Is it illegal to cheat the fraudsters?

Police warn of cyber fraudsters : The criminal game with love

"Love is a strange game," says Connie Francis' popular hit. But sometimes a strange - namely criminal - game is played with her. And this also on the Internet, as the police officers of the federal states are finding out more and more frequently. The phenomenon is called "romance scamming", which in German means something like "love cheating". The perpetrators seek contact with women and men via the Internet, for example via social networks. You build up a relationship of trust over a longer period of time, fool the victims into believing that they are in love with only one goal: to exempt them financially later. In individual cases, the perpetrators even did not shy away from "extortionate kidnapping", according to the state and federal police crime prevention department. These scams have also become known in Berlin. How many victims there have been so far is not known, according to a police spokesman, as these acts are not recorded statistically.

Scheme of fraud

The perpetrators' scam is always similar: the fraudsters can get their e-mail addresses or the later victims directly via dating sites on the Internet and social networks. An invitation to chat often serves as a lure. You write either in pretty good English or in German.

According to the police, the victims are sent poor quality pictures of their Internet acquaintances because they were obtained illegally. Except for women: "They prefer to lure their victims with beautiful photos in which they can often be seen lightly dressed," says the police crime prevention department. The "scammers" build trust in acquaintances and then soon shower them with oaths of love. They are curious and want to know as much as possible about their new contact: hobbies, ex-partners, children, friends - belief in God also plays a major role, the police said.

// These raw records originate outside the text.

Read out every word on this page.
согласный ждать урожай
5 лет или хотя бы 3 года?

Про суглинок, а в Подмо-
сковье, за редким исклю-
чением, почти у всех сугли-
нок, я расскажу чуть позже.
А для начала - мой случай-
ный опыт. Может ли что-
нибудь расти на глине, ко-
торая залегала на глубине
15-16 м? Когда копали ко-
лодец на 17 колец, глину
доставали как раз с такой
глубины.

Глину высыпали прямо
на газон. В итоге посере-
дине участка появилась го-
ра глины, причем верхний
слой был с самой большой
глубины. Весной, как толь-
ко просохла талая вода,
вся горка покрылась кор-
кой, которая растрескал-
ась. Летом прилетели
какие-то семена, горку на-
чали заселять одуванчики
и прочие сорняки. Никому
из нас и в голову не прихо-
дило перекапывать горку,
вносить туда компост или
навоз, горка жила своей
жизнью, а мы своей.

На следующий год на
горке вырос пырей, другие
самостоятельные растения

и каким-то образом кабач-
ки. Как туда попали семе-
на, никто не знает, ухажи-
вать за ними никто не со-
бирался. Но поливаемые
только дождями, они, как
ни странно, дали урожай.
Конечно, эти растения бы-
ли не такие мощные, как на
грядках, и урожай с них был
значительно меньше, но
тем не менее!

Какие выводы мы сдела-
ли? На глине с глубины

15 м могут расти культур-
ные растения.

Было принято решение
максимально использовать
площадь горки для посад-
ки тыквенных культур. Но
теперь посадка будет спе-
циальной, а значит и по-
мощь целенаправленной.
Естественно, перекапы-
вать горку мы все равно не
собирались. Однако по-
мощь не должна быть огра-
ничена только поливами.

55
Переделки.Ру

At some point the perpetrators, who are mostly based in West African countries, speak virtually of their business trips and the family difficulties that their relatives have in African countries such as Nigeria, Ghana or Senegal. In some cases, however, the perpetrators also have connections to Russia or Southeast Asia. "Women often pretend to live in Eastern European, Southeast Asian or South American countries," the police said. In their alleged plight, the fraudsters then ask their virtual love affairs for money - and get it because the victim has already established an emotional bond. If the victim does not pay, the scammers use another method: They send checks that are forged and ask the "loved one" to redeem them in Germany.

The loot scheme: lonely, financially secure singles

The perpetrator gangs target men and women living alone - regardless of age. The main thing is that you are financially secure.

In the past year, the investigators also registered a particularly violent variant of "romance scamming": "Men in Germany had an alleged love affair with a Senegalese woman via the Internet and were invited to visit the woman in her African homeland "said the police. Once there, the men actually met their supposed love affair, but were then brought into a precarious situation. An alleged husband and other people accused the victim of adultery who had traveled there, "beating him up and demanding a payment for reparation. The victims were only released after relatives in Germany had paid up to five-figure sums".

A victim was cheated of 80,000 euros

How high the sums are that the victims transfer to their supposed loved ones varies. In the cases that were processed by Berlin investigators, amounts ranging from several hundred euros to 80,000 euros were usually transferred or handed over in an individual case.

It is not easy for the investigators to get to the backers. The problem: The contact takes place almost exclusively on the Internet. According to German law, "tracing back" is only possible for a few days, said a police spokesman. If foreign servers are used - and this is usually the case - lengthy requests for legal assistance are also required to locate the IP. However, this has so far "in no case led to the investigation of suspects," said a police spokesman.